夏休みが明けて、約1ヶ月。
9月も、もうすぐで終わりを迎えようとしていたある日。
事件が起きた。
その日は、いつも通り、部活の練習に参加するため、体育館へ向かっていた。
帰宅しようと校門を目指す芙美と並んで歩いていると。
芙美の足が止まった。
「…あ。」
「ん?」
芙美の視線の先を見てみると、そこには…
「川上せんぱい…」
体育館の前で、川上が男バスメンバーの数名と楽しげに話している。
そして、川上の横には、他校の制服を着た美人女子高生が…。
「他校の人だね。
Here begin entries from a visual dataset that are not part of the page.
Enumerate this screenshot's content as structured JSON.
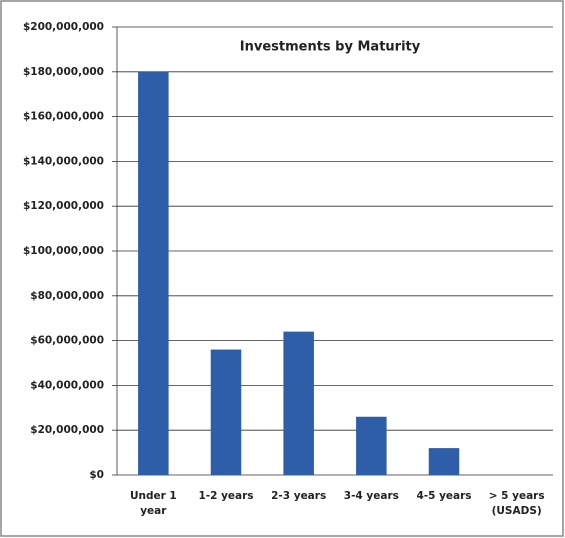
{
  "chart_data": {
    "type": "bar",
    "title": "Investments by Maturity",
    "categories": [
      "Under 1 year",
      "1-2 years",
      "2-3 years",
      "3-4 years",
      "4-5 years",
      "> 5 years (USADS)"
    ],
    "values": [
      180000000,
      56000000,
      64000000,
      26000000,
      12000000,
      0
    ],
    "color": "#2e5ea8",
    "ylim": [
      0,
      200000000
    ],
    "yticks": [
      {
        "value": 0,
        "label": "$0"
      },
      {
        "value": 20000000,
        "label": "$20,000,000"
      },
      {
        "value": 40000000,
        "label": "$40,000,000"
      },
      {
        "value": 60000000,
        "label": "$60,000,000"
      },
      {
        "value": 80000000,
        "label": "$80,000,000"
      },
      {
        "value": 100000000,
        "label": "$100,000,000"
      },
      {
        "value": 120000000,
        "label": "$120,000,000"
      },
      {
        "value": 140000000,
        "label": "$140,000,000"
      },
      {
        "value": 160000000,
        "label": "$160,000,000"
      },
      {
        "value": 180000000,
        "label": "$180,000,000"
      },
      {
        "value": 200000000,
        "label": "$200,000,000"
      }
    ],
    "grid": true
  }
}
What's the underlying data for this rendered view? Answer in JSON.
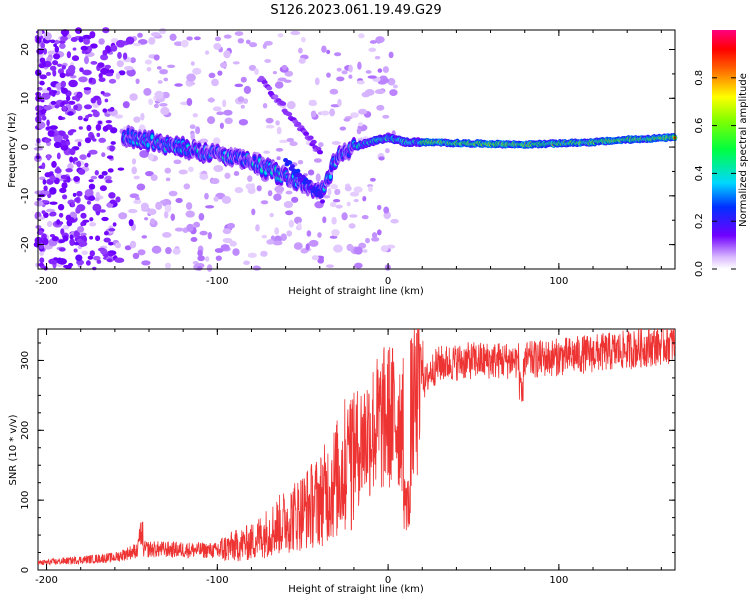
{
  "title": "S126.2023.061.19.49.G29",
  "chart_data": [
    {
      "type": "heatmap",
      "title": "S126.2023.061.19.49.G29",
      "xlabel": "Height of straight line (km)",
      "ylabel": "Frequency (Hz)",
      "xlim": [
        -205,
        168
      ],
      "ylim": [
        -25,
        24
      ],
      "xticks": [
        "-200",
        "-100",
        "0",
        "100"
      ],
      "yticks": [
        "-20",
        "-10",
        "0",
        "10",
        "20"
      ],
      "colorbar": {
        "label": "Normalized spectral amplitude",
        "range": [
          0,
          1
        ],
        "ticks": [
          "0.0",
          "0.2",
          "0.4",
          "0.6",
          "0.8"
        ]
      },
      "ridge": {
        "x": [
          -150,
          -120,
          -100,
          -80,
          -60,
          -45,
          -40,
          -30,
          -20,
          -10,
          0,
          10,
          20,
          40,
          80,
          120,
          140,
          168
        ],
        "y": [
          2,
          0,
          -1.5,
          -3,
          -6,
          -8,
          -10,
          -2,
          0,
          1,
          2,
          1,
          1,
          0.8,
          0.5,
          1,
          1.5,
          2
        ]
      }
    },
    {
      "type": "line",
      "xlabel": "Height of straight line (km)",
      "ylabel": "SNR (10 * v/v)",
      "xlim": [
        -205,
        168
      ],
      "ylim": [
        0,
        345
      ],
      "xticks": [
        "-200",
        "-100",
        "0",
        "100"
      ],
      "yticks": [
        "0",
        "100",
        "200",
        "300"
      ],
      "trend": {
        "x": [
          -205,
          -160,
          -145,
          -100,
          -80,
          -60,
          -40,
          -30,
          -20,
          -10,
          0,
          10,
          15,
          20,
          25,
          30,
          50,
          80,
          100,
          120,
          140,
          168
        ],
        "y": [
          10,
          18,
          30,
          28,
          40,
          70,
          100,
          130,
          170,
          200,
          220,
          215,
          230,
          260,
          285,
          295,
          300,
          300,
          305,
          310,
          315,
          325
        ]
      },
      "series": [
        {
          "color": "#ee3333"
        }
      ]
    }
  ]
}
なんか…川上先輩と、腕くんでる?」
明らかに、川上の腕に自分の腕を絡ませ、話の輪に加わって楽しそうに笑っている。
「京香…大丈夫?」
「え!?」
ぼーっとして目の前の光景を見つめていた京香は、我に返った。
「なに?何が大丈夫??」
「だって、川上先輩と京香って…その…」
芙美が言いづらそうなことを察して、京香はあははっと笑って誤魔化した。
「うーん、なんか遊ばれたっぽいね!本命彼女、いるんじゃんね?私のファーストキス、どうしてくれるんですかって話よねー」
なんともないフリをしてみたものの、少しは期待している自分がいた。
だからこそ…
「遊ばれた…んだ…」
ツーッと、涙が頬を伝った。
芙美の顔が涙で滲む。
川上への気持ちは、どちらかというと、憧れに近いもので、付き合いたい等の願望も、元からなかった。
だから別に、本命の彼女がいても構わない。
ただ、京香に対して好意がないのなら、キスなんかしないで欲しかった。
純粋に、憧れの気持ちを抱いていたのに、その気持ちを蔑ろにされた気分になって、それがただただ悲しかった。
「京香…」
涙を流す京香の背中を、芙美が慰めるように擦ってくれた。
すると。
「…あいつ、マジでふざけんな。」
不意に芙美の後ろから現れた小野寺。
ツカツカと川上のもとへ向かい、何やら話している。
ちら、と川上が京香に目線を向け、小野寺に目線を戻したかと思ったその時。
川上が、フッと鼻で笑った。
そして。
バキッ
川上の顔面に、小野寺がパンチを食らわした音が、遠くにいる京香達のもとにも聞こえてきた。
「「え!?」」
遠巻きに見ていた京香と芙美の声が重なった。
川上も、頭に来たようで、小野寺に仕返しのパンチを食らわした。
「は!?ちょ…!!」
慌てて駆け寄った京香は「ちょっと、おのっち!何してんの!?」と声を荒らげながら、小野寺の腕を掴んで抑えた。
鼻血が出ている。
「血ぃ出てんじゃん!!ちょっと、保健室…」
「へぇ。美都、コイツの肩もつんだ?てことはコイツともキスしたの?」
いつものようなクールな表情とは違った、嫌味すら感じる表情の川上を、京香は睨みつけた。
「…あなたとの、あの事は、野良犬に絡まれたとでも思って忘れます。」
完全に川上への熱が冷めたのを感じた京香は、小野寺に「保健室行くよ!」と言って、グイグイと腕を引いた。